Исти с довольным видом прошла к столику, что был почище, и меня утянула за собою.
– А вообще, выучила б его какому делу, что ли, он мужик же, мать его, и бес с ним, что слепой, руки-ноги есть! – Бурчал из-за стойки Лармас. – У народа и так денег ни черта нет, кто будет подавать-то...
Я старался его не слушать. Впрочем, мужик и в самом деле был прав, этому Йенсу стоило как-то хоть пытаться зарабатывать. Ну да, говорить-то легко – он, в отличие от меня, и вправду абсолютно ничего не видел, значит, мне повезло куда как больше. Если это можно назвать везением.
– Слушай, а почему «Романтика»? – Негромко поинтересовался я. – Очень уж не романтичное место.
Тем временем, к нам подошла официантка, и принялась выгружать с подноса на столик тарелки и бокалы. Ярко-красные крашенные волосы, губы, напомаженные алым. Официантка, как я отметил, обогнув её взглядом, была хороша, не менее хороша, чем Исти. Но вот груди её уступали, проигрывали груди. Еле-еле двоечка!

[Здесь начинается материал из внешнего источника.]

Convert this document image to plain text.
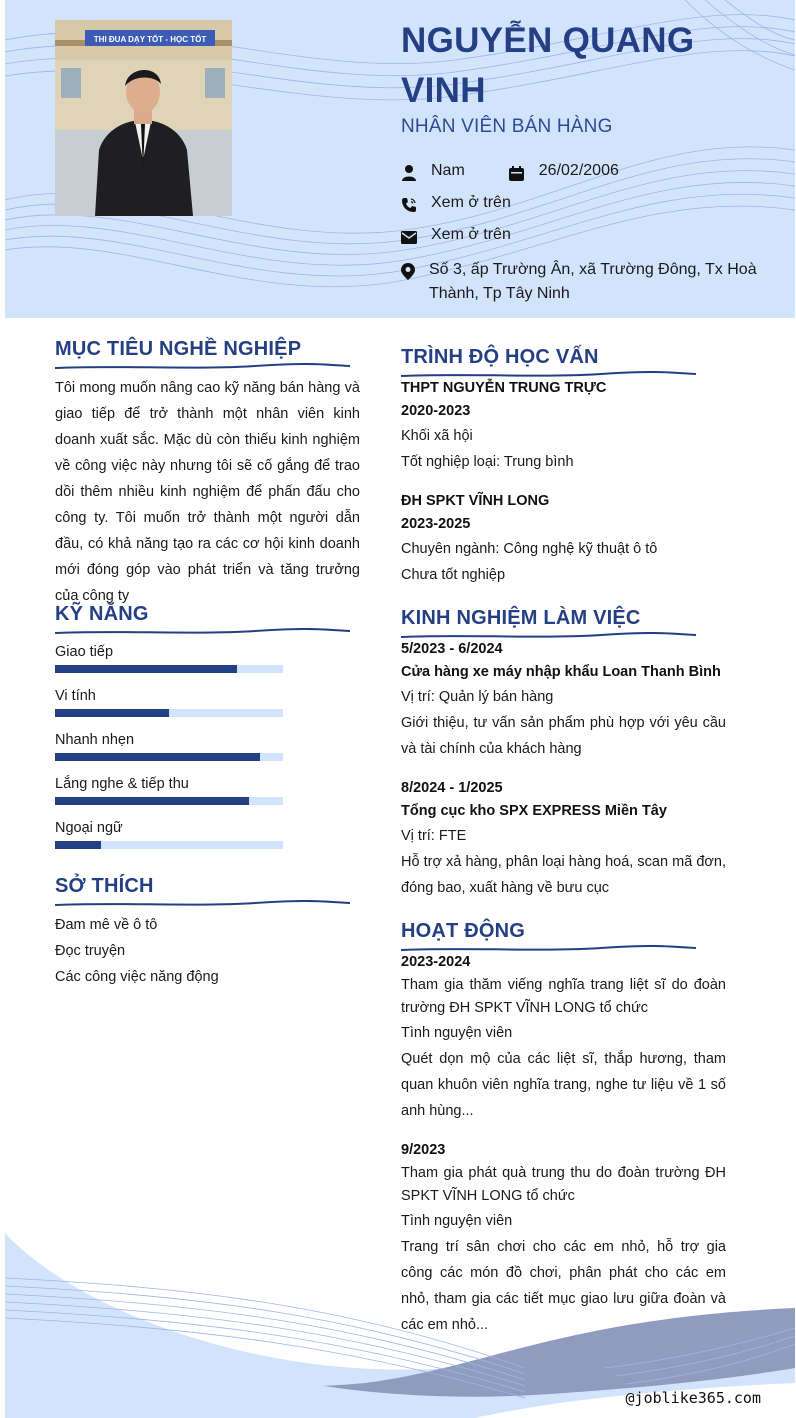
THI ĐUA DẠY TỐT - HỌC TỐT	NGUYỄN QUANG VINH
NHÂN VIÊN BÁN HÀNG
Nam	26/02/2006
Xem ở trên
Xem ở trên
Số 3, ấp Trường Ân, xã Trường Đông, Tx Hoà Thành, Tp Tây Ninh
MỤC TIÊU NGHỀ NGHIỆP
Tôi mong muốn nâng cao kỹ năng bán hàng và giao tiếp để trở thành một nhân viên kinh doanh xuất sắc. Mặc dù còn thiếu kinh nghiệm về công việc này nhưng tôi sẽ cố gắng để trao dồi thêm nhiều kinh nghiệm để phấn đấu cho công ty. Tôi muốn trở thành một người dẫn đầu, có khả năng tạo ra các cơ hội kinh doanh mới đóng góp vào phát triển và tăng trưởng của công ty
KỸ NĂNG
Giao tiếp
Vi tính
Nhanh nhẹn
Lắng nghe & tiếp thu
Ngoại ngữ
SỞ THÍCH
Đam mê về ô tô
Đọc truyện
Các công việc năng động
TRÌNH ĐỘ HỌC VẤN
THPT NGUYỄN TRUNG TRỰC
2020-2023
Khối xã hội
Tốt nghiệp loại: Trung bình
ĐH SPKT VĨNH LONG
2023-2025
Chuyên ngành: Công nghệ kỹ thuật ô tô
Chưa tốt nghiệp
KINH NGHIỆM LÀM VIỆC
5/2023 - 6/2024
Cửa hàng xe máy nhập khẩu Loan Thanh Bình
Vị trí: Quản lý bán hàng
Giới thiệu, tư vấn sản phẩm phù hợp với yêu cầu và tài chính của khách hàng
8/2024 - 1/2025
Tổng cục kho SPX EXPRESS Miền Tây
Vị trí: FTE
Hỗ trợ xả hàng, phân loại hàng hoá, scan mã đơn, đóng bao, xuất hàng về bưu cục
HOẠT ĐỘNG
2023-2024
Tham gia thăm viếng nghĩa trang liệt sĩ do đoàn trường ĐH SPKT VĨNH LONG tổ chức
Tình nguyện viên
Quét dọn mộ của các liệt sĩ, thắp hương, tham quan khuôn viên nghĩa trang, nghe tư liệu về 1 số anh hùng...
9/2023
Tham gia phát quà trung thu do đoàn trường ĐH SPKT VĨNH LONG tổ chức
Tình nguyện viên
Trang trí sân chơi cho các em nhỏ, hỗ trợ gia công các món đồ chơi, phân phát cho các em nhỏ, tham gia các tiết mục giao lưu giữa đoàn và các em nhỏ...
@joblike365.com
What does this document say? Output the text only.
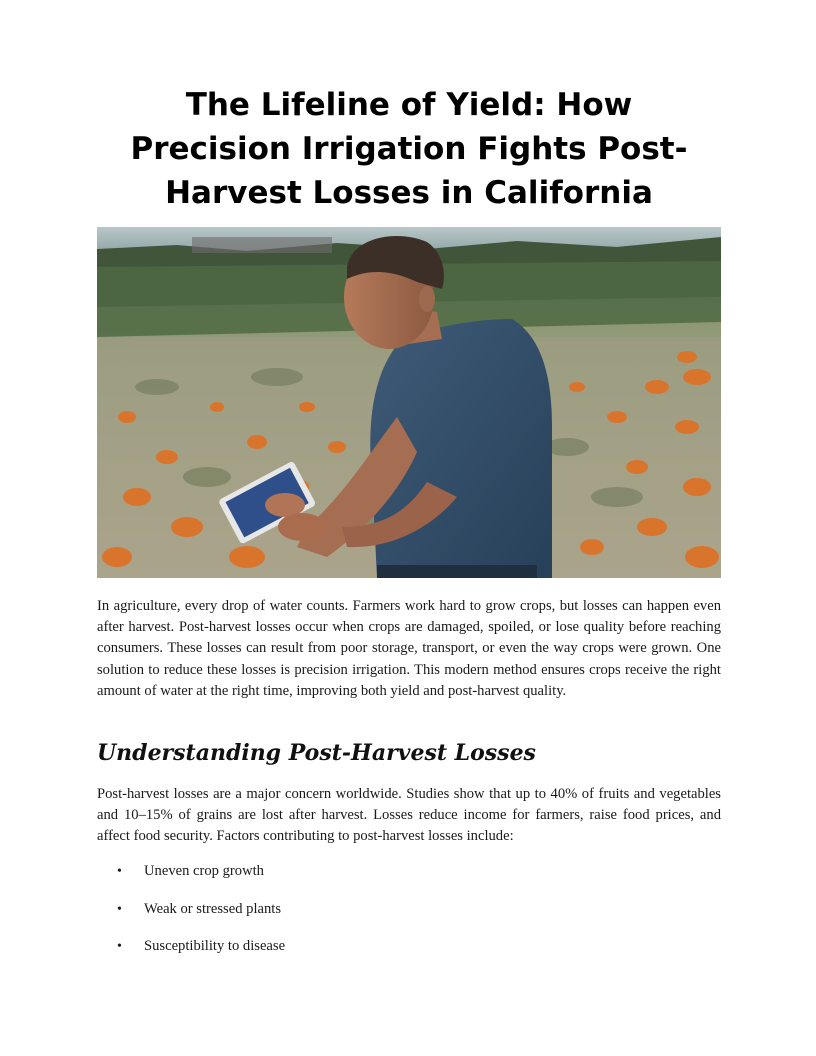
The Lifeline of Yield: How Precision Irrigation Fights Post-Harvest Losses in California

In agriculture, every drop of water counts. Farmers work hard to grow crops, but losses can happen even after harvest. Post-harvest losses occur when crops are damaged, spoiled, or lose quality before reaching consumers. These losses can result from poor storage, transport, or even the way crops were grown. One solution to reduce these losses is precision irrigation. This modern method ensures crops receive the right amount of water at the right time, improving both yield and post-harvest quality.

Understanding Post-Harvest Losses

Post-harvest losses are a major concern worldwide. Studies show that up to 40% of fruits and vegetables and 10–15% of grains are lost after harvest. Losses reduce income for farmers, raise food prices, and affect food security. Factors contributing to post-harvest losses include:

• Uneven crop growth
• Weak or stressed plants
• Susceptibility to disease
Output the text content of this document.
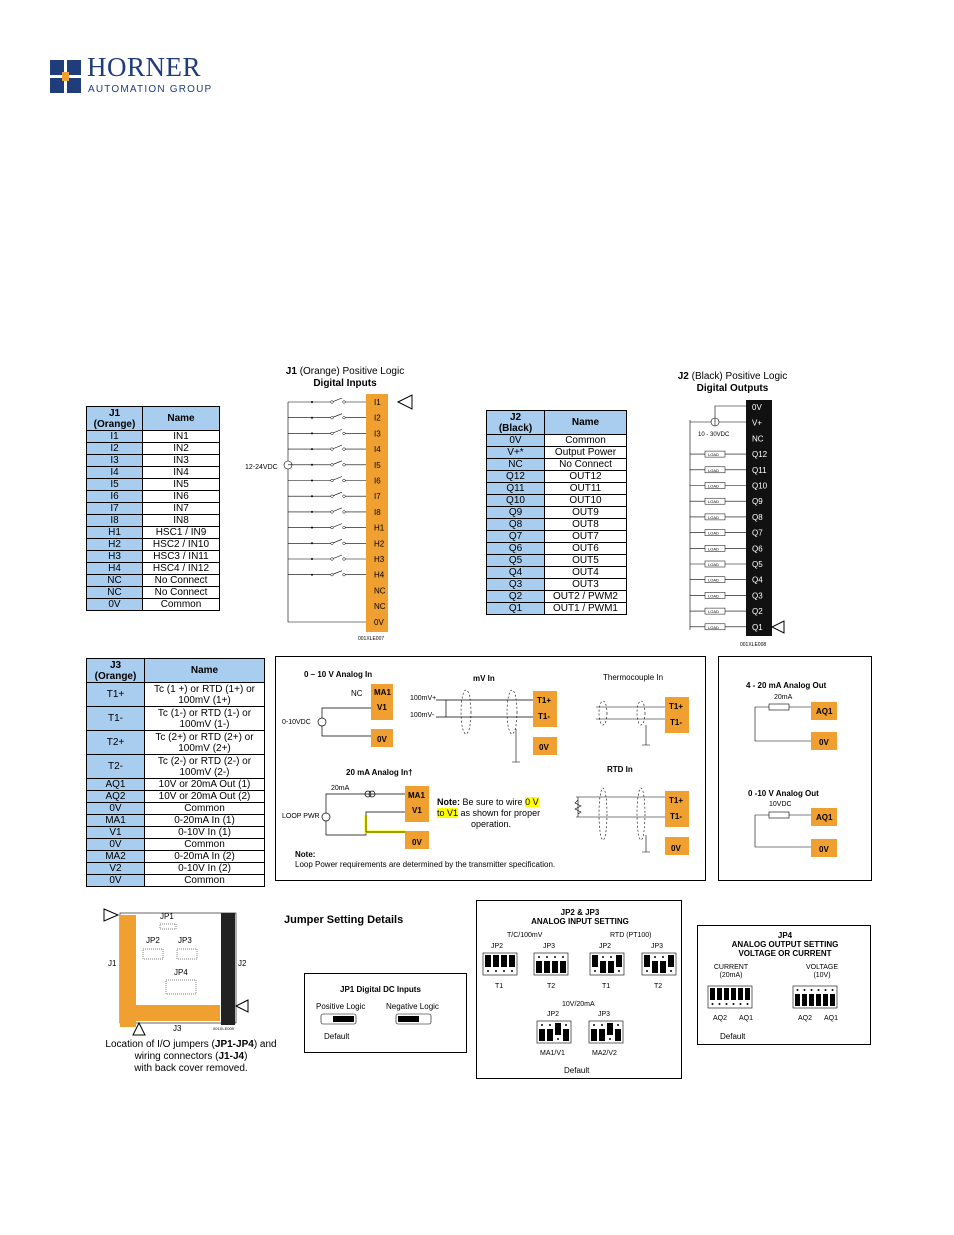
HORNER
AUTOMATION GROUP
J1
(Orange)	Name
I1	IN1
I2	IN2
I3	IN3
I4	IN4
I5	IN5
I6	IN6
I7	IN7
I8	IN8
H1	HSC1 / IN9
H2	HSC2 / IN10
H3	HSC3 / IN11
H4	HSC4 / IN12
NC	No Connect
NC	No Connect
0V	Common
J1 (Orange) Positive Logic
Digital Inputs
12-24VDC
I1
I2
I3
I4
I5
I6
I7
I8
H1
H2
H3
H4
NC
NC
0V
001XLE007
J2
(Black)	Name
0V	Common
V+*	Output Power
NC	No Connect
Q12	OUT12
Q11	OUT11
Q10	OUT10
Q9	OUT9
Q8	OUT8
Q7	OUT7
Q6	OUT6
Q5	OUT5
Q4	OUT4
Q3	OUT3
Q2	OUT2 / PWM2
Q1	OUT1 / PWM1
J2 (Black) Positive Logic
Digital Outputs
10 - 30VDC
0V
V+
NC
Q12
LOAD
Q11
LOAD
Q10
LOAD
Q9
LOAD
Q8
LOAD
Q7
LOAD
Q6
LOAD
Q5
LOAD
Q4
LOAD
Q3
LOAD
Q2
LOAD
Q1
LOAD
001XLE008
J3
(Orange)	Name
T1+	Tc (1 +) or RTD (1+) or
100mV (1+)
T1-	Tc (1-) or RTD (1-) or
100mV (1-)
T2+	Tc (2+) or RTD (2+) or
100mV (2+)
T2-	Tc (2-) or RTD (2-) or
100mV (2-)
AQ1	10V or 20mA Out (1)
AQ2	10V or 20mA Out (2)
0V	Common
MA1	0-20mA In (1)
V1	0-10V In (1)
0V	Common
MA2	0-20mA In (2)
V2	0-10V In (2)
0V	Common
0 – 10 V Analog In
NC
0-10VDC
mV In
100mV+
100mV-
Thermocouple In
20 mA Analog In†
20mA
LOOP PWR
RTD In
Note: Be sure to wire 0 V
to V1 as shown for proper
operation.
Note:
Loop Power requirements are determined by the transmitter specification.
MA1
V1
0V
T1+
T1-
0V
T1+
T1-
MA1
V1
0V
T1+
T1-
0V
4 - 20 mA Analog Out
20mA
0 -10 V Analog Out
10VDC
AQ1
0V
AQ1
0V
JP1
JP2 JP3
JP4
J1	J2
J3	001XLE009
Location of I/O jumpers (JP1-JP4) and
wiring connectors (J1-J4)
with back cover removed.
Jumper Setting Details
JP1 Digital DC Inputs
Positive Logic	Negative Logic
Default
JP2 & JP3
ANALOG INPUT SETTING
T/C/100mV	RTD (PT100)
JP2	JP3	JP2	JP3
T1	T2	T1	T2
10V/20mA
JP2	JP3
MA1/V1	MA2/V2
Default
JP4
ANALOG OUTPUT SETTING
VOLTAGE OR CURRENT
CURRENT
(20mA)
VOLTAGE
(10V)
AQ2 AQ1	AQ2 AQ1
Default
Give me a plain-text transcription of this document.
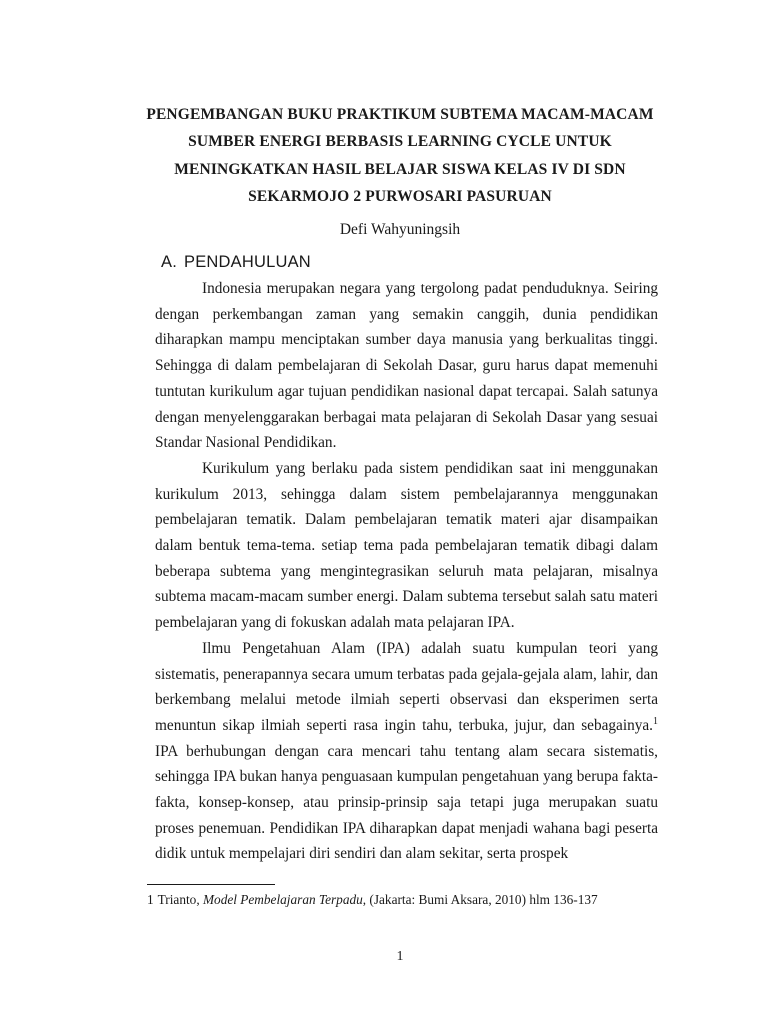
PENGEMBANGAN BUKU PRAKTIKUM SUBTEMA MACAM-MACAM
SUMBER ENERGI BERBASIS LEARNING CYCLE UNTUK
MENINGKATKAN HASIL BELAJAR SISWA KELAS IV DI SDN
SEKARMOJO 2 PURWOSARI PASURUAN
Defi Wahyuningsih
A. PENDAHULUAN

Indonesia merupakan negara yang tergolong padat penduduknya. Seiring dengan perkembangan zaman yang semakin canggih, dunia pendidikan diharapkan mampu menciptakan sumber daya manusia yang berkualitas tinggi. Sehingga di dalam pembelajaran di Sekolah Dasar, guru harus dapat memenuhi tuntutan kurikulum agar tujuan pendidikan nasional dapat tercapai. Salah satunya dengan menyelenggarakan berbagai mata pelajaran di Sekolah Dasar yang sesuai Standar Nasional Pendidikan.

Kurikulum yang berlaku pada sistem pendidikan saat ini menggunakan kurikulum 2013, sehingga dalam sistem pembelajarannya menggunakan pembelajaran tematik. Dalam pembelajaran tematik materi ajar disampaikan dalam bentuk tema-tema. setiap tema pada pembelajaran tematik dibagi dalam beberapa subtema yang mengintegrasikan seluruh mata pelajaran, misalnya subtema macam-macam sumber energi. Dalam subtema tersebut salah satu materi pembelajaran yang di fokuskan adalah mata pelajaran IPA.

Ilmu Pengetahuan Alam (IPA) adalah suatu kumpulan teori yang sistematis, penerapannya secara umum terbatas pada gejala-gejala alam, lahir, dan berkembang melalui metode ilmiah seperti observasi dan eksperimen serta menuntun sikap ilmiah seperti rasa ingin tahu, terbuka, jujur, dan sebagainya.$^1$ IPA berhubungan dengan cara mencari tahu tentang alam secara sistematis, sehingga IPA bukan hanya penguasaan kumpulan pengetahuan yang berupa fakta-fakta, konsep-konsep, atau prinsip-prinsip saja tetapi juga merupakan suatu proses penemuan. Pendidikan IPA diharapkan dapat menjadi wahana bagi peserta didik untuk mempelajari diri sendiri dan alam sekitar, serta prospek

1 Trianto, Model Pembelajaran Terpadu, (Jakarta: Bumi Aksara, 2010) hlm 136-137
1
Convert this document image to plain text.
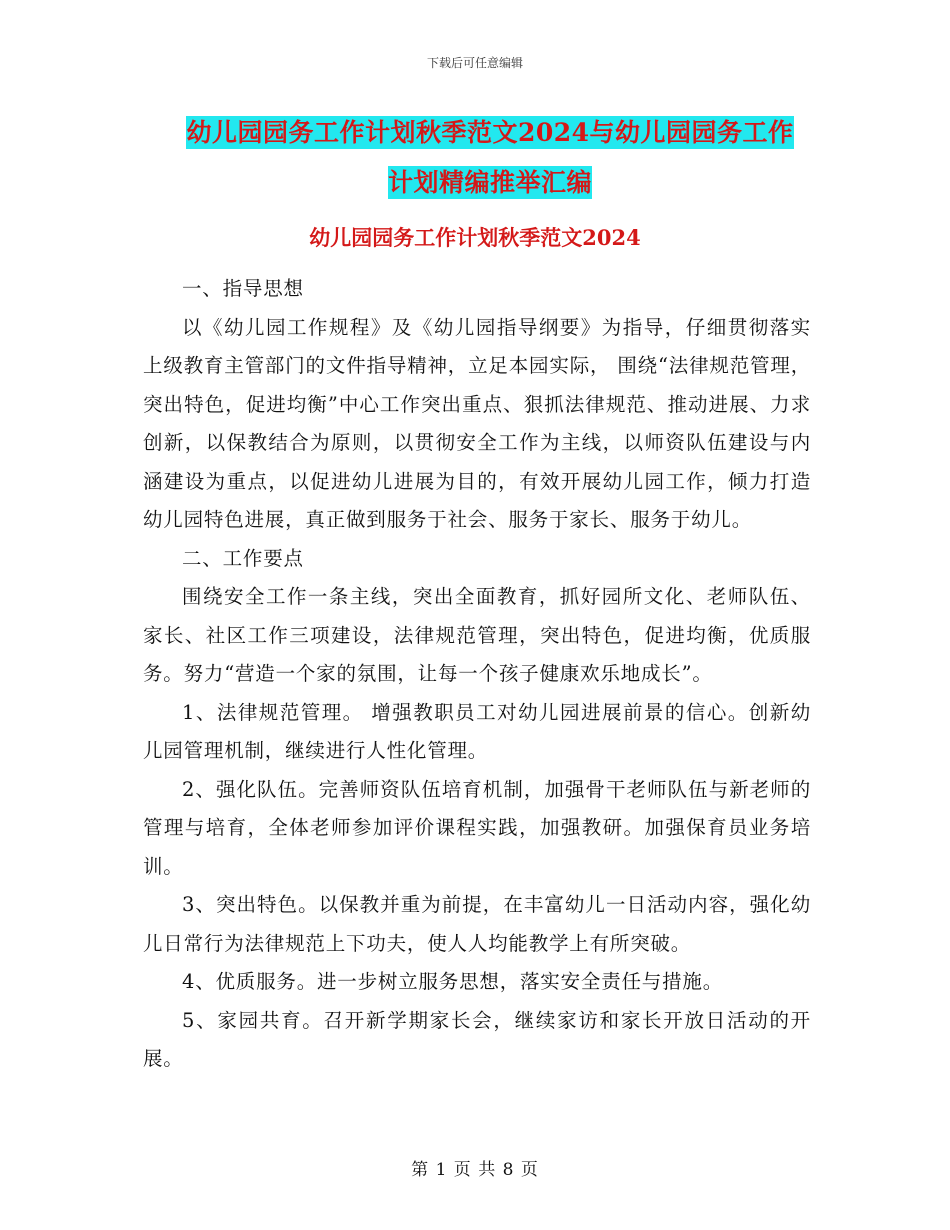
下载后可任意编辑
幼儿园园务工作计划秋季范文2024与幼儿园园务工作
计划精编推举汇编
幼儿园园务工作计划秋季范文2024

一、指导思想

以《幼儿园工作规程》及《幼儿园指导纲要》为指导，仔细贯彻落实上级教育主管部门的文件指导精神，立足本园实际， 围绕“法律规范管理，突出特色，促进均衡”中心工作突出重点、狠抓法律规范、推动进展、力求创新，以保教结合为原则，以贯彻安全工作为主线，以师资队伍建设与内涵建设为重点，以促进幼儿进展为目的，有效开展幼儿园工作，倾力打造幼儿园特色进展，真正做到服务于社会、服务于家长、服务于幼儿。

二、工作要点

围绕安全工作一条主线，突出全面教育，抓好园所文化、老师队伍、家长、社区工作三项建设，法律规范管理，突出特色，促进均衡，优质服务。努力“营造一个家的氛围，让每一个孩子健康欢乐地成长”。

1、法律规范管理。 增强教职员工对幼儿园进展前景的信心。创新幼儿园管理机制，继续进行人性化管理。

2、强化队伍。完善师资队伍培育机制，加强骨干老师队伍与新老师的管理与培育，全体老师参加评价课程实践，加强教研。加强保育员业务培训。

3、突出特色。以保教并重为前提，在丰富幼儿一日活动内容，强化幼儿日常行为法律规范上下功夫，使人人均能教学上有所突破。

4、优质服务。进一步树立服务思想，落实安全责任与措施。

5、家园共育。召开新学期家长会，继续家访和家长开放日活动的开展。

第 1 页 共 8 页
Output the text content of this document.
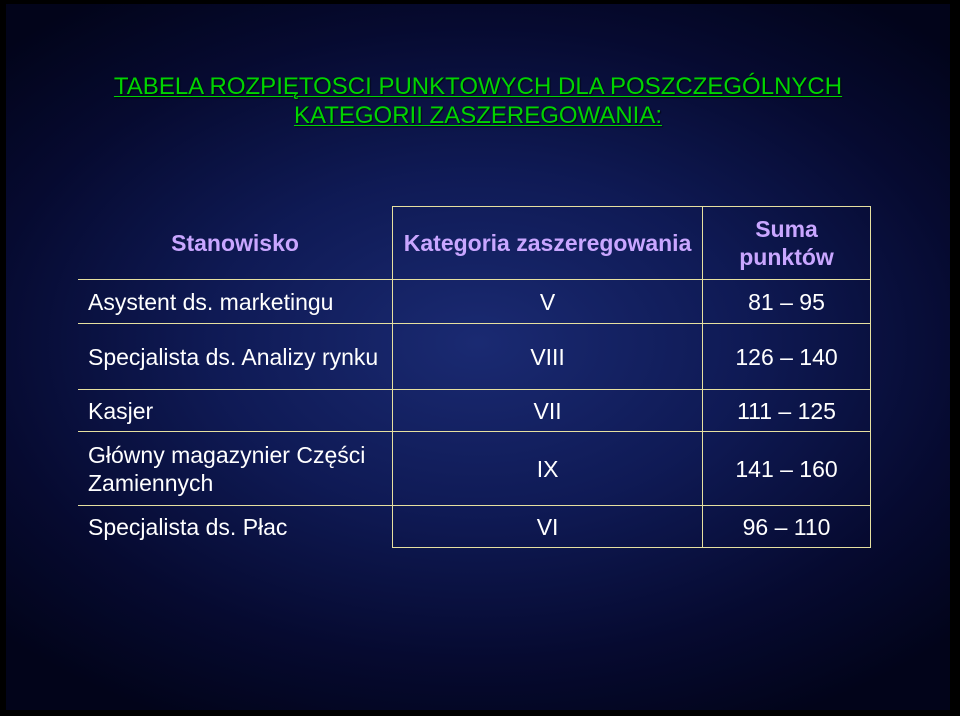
TABELA ROZPIĘTOSCI PUNKTOWYCH DLA POSZCZEGÓLNYCH
KATEGORII ZASZEREGOWANIA:
Stanowisko	Kategoria zaszeregowania	Suma punktów
Asystent ds. marketingu	V	81 – 95
Specjalista ds. Analizy rynku	VIII	126 – 140
Kasjer	VII	111 – 125
Główny magazynier Części Zamiennych	IX	141 – 160
Specjalista ds. Płac	VI	96 – 110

– А, это! – Исти пододвинула к себе тарелку с супом, взяла ложку и ломоть хлеба. Я последовал её примеру. – Тут раньше был бордель. Точнее, стриптиз-клуб, что-то в этом духе. Но жители жаловались на шум, на разврат, на пьяных шлюх. По итогу, закрыли. Помещение пустовало, пока хозяин не помер, и, внезапно, оказалось, что он дядька Лармаса. Короче, получил его нынешний хозяин в наследство. Сменить вывеску денег не хватало по началу, он так и открылся, а теперь уж все давно привыкли – что её менять!
– Понятно. – Я жадно хлебал суп, а точнее, какую-то мутную воду с луком.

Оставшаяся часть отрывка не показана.